PDN: Are you traveling alone or with a reporter?

Laforet: I have been traveling with [Times reporter] Ralph Blumenthal for the past few days. He just left today and James Dao arrived. Our plan is to definitely pair up wherever we go now, whenever we’re in New Orleans.

PDN: The Times ran a big photo by you today of a guy in a boat holding a girl as they travel to safety. What can you tell us about that photo?

Laforet: I made pictures of refugees coming in and that’s the picture that ended up on the front page today. And then if you look carefully, the little girl on the right of the front page image wearing a blue striped shirt is the same girl that’s in the volunteer’s arms. When I got into that boat – I’m kind of choking up now – I did everything I could to fight back tears at that point. I almost burst out. Because this little girl was just like grasping so lovingly onto this guy. She was so clearly afraid and so confused. I can only imagine what was going on in her mind. So see a little girl like that clasp onto a total stranger was really emotional for both of us. He told me he was fighting back tears, too. I mean, no words were exchanged, but I think we both knew were both trying not to explode crying right there on the boat.

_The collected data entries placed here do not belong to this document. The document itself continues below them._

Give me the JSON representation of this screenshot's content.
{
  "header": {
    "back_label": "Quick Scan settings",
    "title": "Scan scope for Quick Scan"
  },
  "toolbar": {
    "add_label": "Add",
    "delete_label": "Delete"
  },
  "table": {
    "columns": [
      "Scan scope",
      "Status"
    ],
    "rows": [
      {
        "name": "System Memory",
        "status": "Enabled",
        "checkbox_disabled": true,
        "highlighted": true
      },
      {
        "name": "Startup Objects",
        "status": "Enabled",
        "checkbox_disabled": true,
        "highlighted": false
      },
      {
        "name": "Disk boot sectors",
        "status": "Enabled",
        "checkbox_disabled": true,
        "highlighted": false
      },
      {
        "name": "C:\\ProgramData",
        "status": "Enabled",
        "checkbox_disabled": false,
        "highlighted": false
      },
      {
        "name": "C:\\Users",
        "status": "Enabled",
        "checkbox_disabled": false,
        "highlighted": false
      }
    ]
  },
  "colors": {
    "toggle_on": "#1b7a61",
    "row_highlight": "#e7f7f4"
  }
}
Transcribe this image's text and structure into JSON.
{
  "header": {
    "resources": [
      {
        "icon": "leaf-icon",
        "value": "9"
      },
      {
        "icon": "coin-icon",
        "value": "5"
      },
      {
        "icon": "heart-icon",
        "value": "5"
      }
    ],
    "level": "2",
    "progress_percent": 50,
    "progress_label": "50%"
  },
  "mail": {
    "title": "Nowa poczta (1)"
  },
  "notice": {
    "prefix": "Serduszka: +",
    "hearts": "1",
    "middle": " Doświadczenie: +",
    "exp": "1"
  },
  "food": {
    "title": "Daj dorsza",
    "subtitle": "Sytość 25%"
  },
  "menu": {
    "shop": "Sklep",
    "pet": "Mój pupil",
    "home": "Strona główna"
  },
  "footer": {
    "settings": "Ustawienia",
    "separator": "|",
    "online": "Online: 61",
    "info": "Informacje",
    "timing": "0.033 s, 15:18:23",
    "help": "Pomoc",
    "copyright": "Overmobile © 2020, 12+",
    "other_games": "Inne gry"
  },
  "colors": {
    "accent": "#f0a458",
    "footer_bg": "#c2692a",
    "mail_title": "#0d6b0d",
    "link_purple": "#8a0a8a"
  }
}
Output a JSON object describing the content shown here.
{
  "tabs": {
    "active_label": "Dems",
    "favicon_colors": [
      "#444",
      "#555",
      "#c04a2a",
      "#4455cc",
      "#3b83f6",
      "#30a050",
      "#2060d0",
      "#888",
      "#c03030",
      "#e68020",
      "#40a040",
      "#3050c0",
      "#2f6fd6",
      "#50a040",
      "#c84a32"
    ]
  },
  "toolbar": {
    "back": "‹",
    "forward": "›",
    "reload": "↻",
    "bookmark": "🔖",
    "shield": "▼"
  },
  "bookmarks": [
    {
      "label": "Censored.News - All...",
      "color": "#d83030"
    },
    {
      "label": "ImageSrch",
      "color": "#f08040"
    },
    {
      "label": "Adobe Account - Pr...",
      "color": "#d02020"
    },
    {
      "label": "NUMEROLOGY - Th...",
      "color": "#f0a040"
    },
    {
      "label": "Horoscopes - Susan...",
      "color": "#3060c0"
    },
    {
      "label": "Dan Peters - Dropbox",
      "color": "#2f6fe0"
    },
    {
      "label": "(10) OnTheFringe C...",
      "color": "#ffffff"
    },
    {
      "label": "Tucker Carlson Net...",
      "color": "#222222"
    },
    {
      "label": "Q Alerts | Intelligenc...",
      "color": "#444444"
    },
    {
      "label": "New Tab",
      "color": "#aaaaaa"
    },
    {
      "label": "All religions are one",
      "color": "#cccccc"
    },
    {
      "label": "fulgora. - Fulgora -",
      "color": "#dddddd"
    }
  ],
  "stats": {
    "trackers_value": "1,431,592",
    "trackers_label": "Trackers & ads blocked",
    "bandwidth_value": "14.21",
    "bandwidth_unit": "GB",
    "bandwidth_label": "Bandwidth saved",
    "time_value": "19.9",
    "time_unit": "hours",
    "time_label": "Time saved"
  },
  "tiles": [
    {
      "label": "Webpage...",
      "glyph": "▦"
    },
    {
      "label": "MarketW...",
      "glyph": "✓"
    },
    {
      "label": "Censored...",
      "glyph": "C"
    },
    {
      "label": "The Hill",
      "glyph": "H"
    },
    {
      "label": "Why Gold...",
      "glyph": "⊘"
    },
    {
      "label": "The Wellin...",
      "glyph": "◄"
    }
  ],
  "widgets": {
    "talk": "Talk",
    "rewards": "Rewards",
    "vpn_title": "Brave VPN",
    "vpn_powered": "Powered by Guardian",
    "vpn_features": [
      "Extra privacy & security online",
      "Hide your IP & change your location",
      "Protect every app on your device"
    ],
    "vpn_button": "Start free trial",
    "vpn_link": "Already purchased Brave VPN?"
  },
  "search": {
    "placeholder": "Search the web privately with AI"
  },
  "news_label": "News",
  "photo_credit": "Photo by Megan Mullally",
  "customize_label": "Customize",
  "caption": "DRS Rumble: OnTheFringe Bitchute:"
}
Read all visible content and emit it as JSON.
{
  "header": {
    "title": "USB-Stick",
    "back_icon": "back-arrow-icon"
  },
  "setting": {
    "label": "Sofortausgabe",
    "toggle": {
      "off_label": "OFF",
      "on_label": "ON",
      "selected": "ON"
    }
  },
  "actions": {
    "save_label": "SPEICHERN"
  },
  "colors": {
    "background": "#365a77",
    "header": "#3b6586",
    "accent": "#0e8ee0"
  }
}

It’s a really tough situation. Reporters and photographers are going through hell of their own, but it’s absolutely nothing like what these people are going through. I mean, we can’t even compare. We’ve got cars and fuel and we’re able to get out. These people have no food; they have nothing. They’re just dying by the day and the government is having an incredibly difficult situation to overcome to get these people out. …

Pictures is, like, two percent of your day now. The rest of it is just trying to logistically manage your day so you survive. How you’re going to get in, how you’re to get out, trying to get in touch with your colleagues. …

We’re talking about serious stuff here. This is not a normal assignment by any means. The organization that goes into this, it can mean life and death. We have to make sure we have some sort of plans. There’s no one that’s able to help us if we get in trouble. …

I hope photographers who are coming in know what they’re getting themselves into. You do not want to come down here unprepared. If you’re not prepared the consequences are pretty dire. I heard of photographers being held up at gunpoint today, helicopters being shot at. If you run out of gas, you’re in serious trouble.

PDN: A photographer got shot at today?

Laforet: Helicopters are being shot at near the Superdome today. And I know that (Times photographer) Marco (Georgiev) supposedly took pictures of someone who was shot by the police and was threatened at gunpoint by the police because they didn’t like that. It’s tough out there.

Photographers beware. Come prepared. Take your time getting here, there’s no rush getting in. Of course, the caveat is God knows when the National Guard is going to seal the city off, and that’s why we’re trying to get in now, because we’re just afraid they’re going to seal the city off and let no one in, even media. … Everything changes by the minute out here. There’s no logic. There’s no one to call if they deny you entry or if you have a problem. No one’s out there to get a phone call.

PDN: How long do you think you’ll stay?

Laforet: I don’t have the answer to that. I just got back from being three weeks on the road and I haven’t seen my family. I’m going to try and get out of here when I can, but there’s no telling right now.